Thursday, October 20, 2011: 12:50 PM
L100 J (Minneapolis Convention Center)
Fulya Akpinar, Chemical and Biological Engineering, University of Wisconsin-Madison, Madison, WI and John Yin, Chemical and Biological Engineering, University of Wisconsin - Madison, Madison, WI

When a virus infects a susceptible host cell, it hijacks the cell’s biosynthetic machinery and resources to produce progeny virus. Infected cells may also produce virus-like particles that carry genetic material but are unable to further infect cells.  One class of such virus-like particles are defective interfering particles (DIPs), which carry a defective viral genome that renders them unable to reproduce in living cells.  However, when DIPs co-infect a cell with viable virus, they can interfere with virus production.

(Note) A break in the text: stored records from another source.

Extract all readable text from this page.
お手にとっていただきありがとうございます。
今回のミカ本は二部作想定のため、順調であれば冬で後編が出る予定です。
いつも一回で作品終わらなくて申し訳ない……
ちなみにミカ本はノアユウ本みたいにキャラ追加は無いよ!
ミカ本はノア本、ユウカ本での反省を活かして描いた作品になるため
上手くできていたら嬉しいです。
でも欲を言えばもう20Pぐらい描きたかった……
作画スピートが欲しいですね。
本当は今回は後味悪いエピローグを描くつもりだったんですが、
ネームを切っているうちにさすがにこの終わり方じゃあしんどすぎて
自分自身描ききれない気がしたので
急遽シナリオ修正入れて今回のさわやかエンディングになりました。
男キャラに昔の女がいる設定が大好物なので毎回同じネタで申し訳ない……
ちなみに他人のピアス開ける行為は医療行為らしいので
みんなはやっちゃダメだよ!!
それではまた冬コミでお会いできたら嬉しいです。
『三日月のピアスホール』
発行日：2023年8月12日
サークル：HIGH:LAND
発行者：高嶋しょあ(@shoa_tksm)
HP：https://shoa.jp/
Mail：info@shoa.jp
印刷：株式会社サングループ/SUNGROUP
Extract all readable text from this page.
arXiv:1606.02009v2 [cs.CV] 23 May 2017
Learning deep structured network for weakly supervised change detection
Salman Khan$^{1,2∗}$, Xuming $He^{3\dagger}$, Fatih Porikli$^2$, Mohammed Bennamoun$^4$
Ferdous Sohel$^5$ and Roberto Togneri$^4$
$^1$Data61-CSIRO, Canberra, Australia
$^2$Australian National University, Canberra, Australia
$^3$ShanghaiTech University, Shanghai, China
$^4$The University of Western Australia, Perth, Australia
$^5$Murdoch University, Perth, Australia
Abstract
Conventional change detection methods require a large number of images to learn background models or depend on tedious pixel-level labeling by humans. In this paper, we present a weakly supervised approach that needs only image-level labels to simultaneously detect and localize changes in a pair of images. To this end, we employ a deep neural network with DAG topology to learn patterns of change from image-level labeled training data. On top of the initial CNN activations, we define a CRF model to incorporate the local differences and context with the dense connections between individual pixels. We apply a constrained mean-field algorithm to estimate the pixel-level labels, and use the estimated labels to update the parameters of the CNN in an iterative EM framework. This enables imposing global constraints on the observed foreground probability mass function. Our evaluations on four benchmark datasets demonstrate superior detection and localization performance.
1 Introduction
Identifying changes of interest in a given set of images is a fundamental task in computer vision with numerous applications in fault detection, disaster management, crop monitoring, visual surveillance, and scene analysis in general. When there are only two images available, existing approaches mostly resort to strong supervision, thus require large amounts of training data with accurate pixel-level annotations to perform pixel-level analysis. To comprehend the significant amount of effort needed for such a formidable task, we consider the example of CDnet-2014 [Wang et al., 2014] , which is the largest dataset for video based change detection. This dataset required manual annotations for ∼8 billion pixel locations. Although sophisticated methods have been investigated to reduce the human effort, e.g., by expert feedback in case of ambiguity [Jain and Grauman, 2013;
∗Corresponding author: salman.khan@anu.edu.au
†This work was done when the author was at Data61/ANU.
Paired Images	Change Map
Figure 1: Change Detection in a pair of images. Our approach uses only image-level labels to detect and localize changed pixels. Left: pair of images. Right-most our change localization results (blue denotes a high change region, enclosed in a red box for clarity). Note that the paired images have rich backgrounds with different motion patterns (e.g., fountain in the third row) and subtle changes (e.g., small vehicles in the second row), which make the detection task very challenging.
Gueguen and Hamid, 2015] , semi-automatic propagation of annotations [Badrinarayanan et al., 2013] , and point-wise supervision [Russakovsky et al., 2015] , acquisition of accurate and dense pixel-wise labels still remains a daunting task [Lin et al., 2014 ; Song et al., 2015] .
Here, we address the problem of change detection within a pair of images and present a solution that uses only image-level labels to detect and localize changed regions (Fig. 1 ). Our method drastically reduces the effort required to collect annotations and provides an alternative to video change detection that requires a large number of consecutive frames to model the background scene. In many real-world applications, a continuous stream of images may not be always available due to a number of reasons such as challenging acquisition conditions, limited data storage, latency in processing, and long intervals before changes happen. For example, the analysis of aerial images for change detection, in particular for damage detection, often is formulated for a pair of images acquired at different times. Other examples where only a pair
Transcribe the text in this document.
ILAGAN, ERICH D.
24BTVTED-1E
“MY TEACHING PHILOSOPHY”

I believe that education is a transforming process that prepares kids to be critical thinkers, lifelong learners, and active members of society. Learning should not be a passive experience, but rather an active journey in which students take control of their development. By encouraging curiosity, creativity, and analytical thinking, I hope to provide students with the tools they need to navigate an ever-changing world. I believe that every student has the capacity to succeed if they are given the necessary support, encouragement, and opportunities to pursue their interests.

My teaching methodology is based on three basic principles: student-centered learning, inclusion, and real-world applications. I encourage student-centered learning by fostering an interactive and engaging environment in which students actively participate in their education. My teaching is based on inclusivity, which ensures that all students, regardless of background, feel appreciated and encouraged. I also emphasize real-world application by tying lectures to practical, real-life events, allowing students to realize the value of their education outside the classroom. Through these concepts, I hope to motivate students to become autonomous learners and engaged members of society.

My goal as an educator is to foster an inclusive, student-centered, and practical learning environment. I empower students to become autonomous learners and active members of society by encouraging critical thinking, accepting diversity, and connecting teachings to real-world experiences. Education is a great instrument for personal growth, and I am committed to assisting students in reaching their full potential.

Their ability to interfere with or attenuate normal viral infections makes DIPs a useful tool to probe virus-cell interactions and potentially treat viral infections.  These features provide motivation to develop quantitative measures to better understand how DIP and virus particles interact.  As a model system, we study the behavior of vesicular stomatitis virus (VSV) and its DIPs when cultured on baby hamster kidney (BHK21) cells.  VSV is a negative-sense single-stranded RNA virus related to rabies, ebola and respiratory syncytial virus, but it is non-pathogenic to humans and it has served as a prototype for the study of virus-DIP interactions.  Here we show how measures of virus and virus-like particle counts and activity level can be integrated to gain insight into the mechanism of infection interference.  More broadly, our results show that non-infectious byproducts of infection can nevertheless have important consequences for the growth and spread of viruses.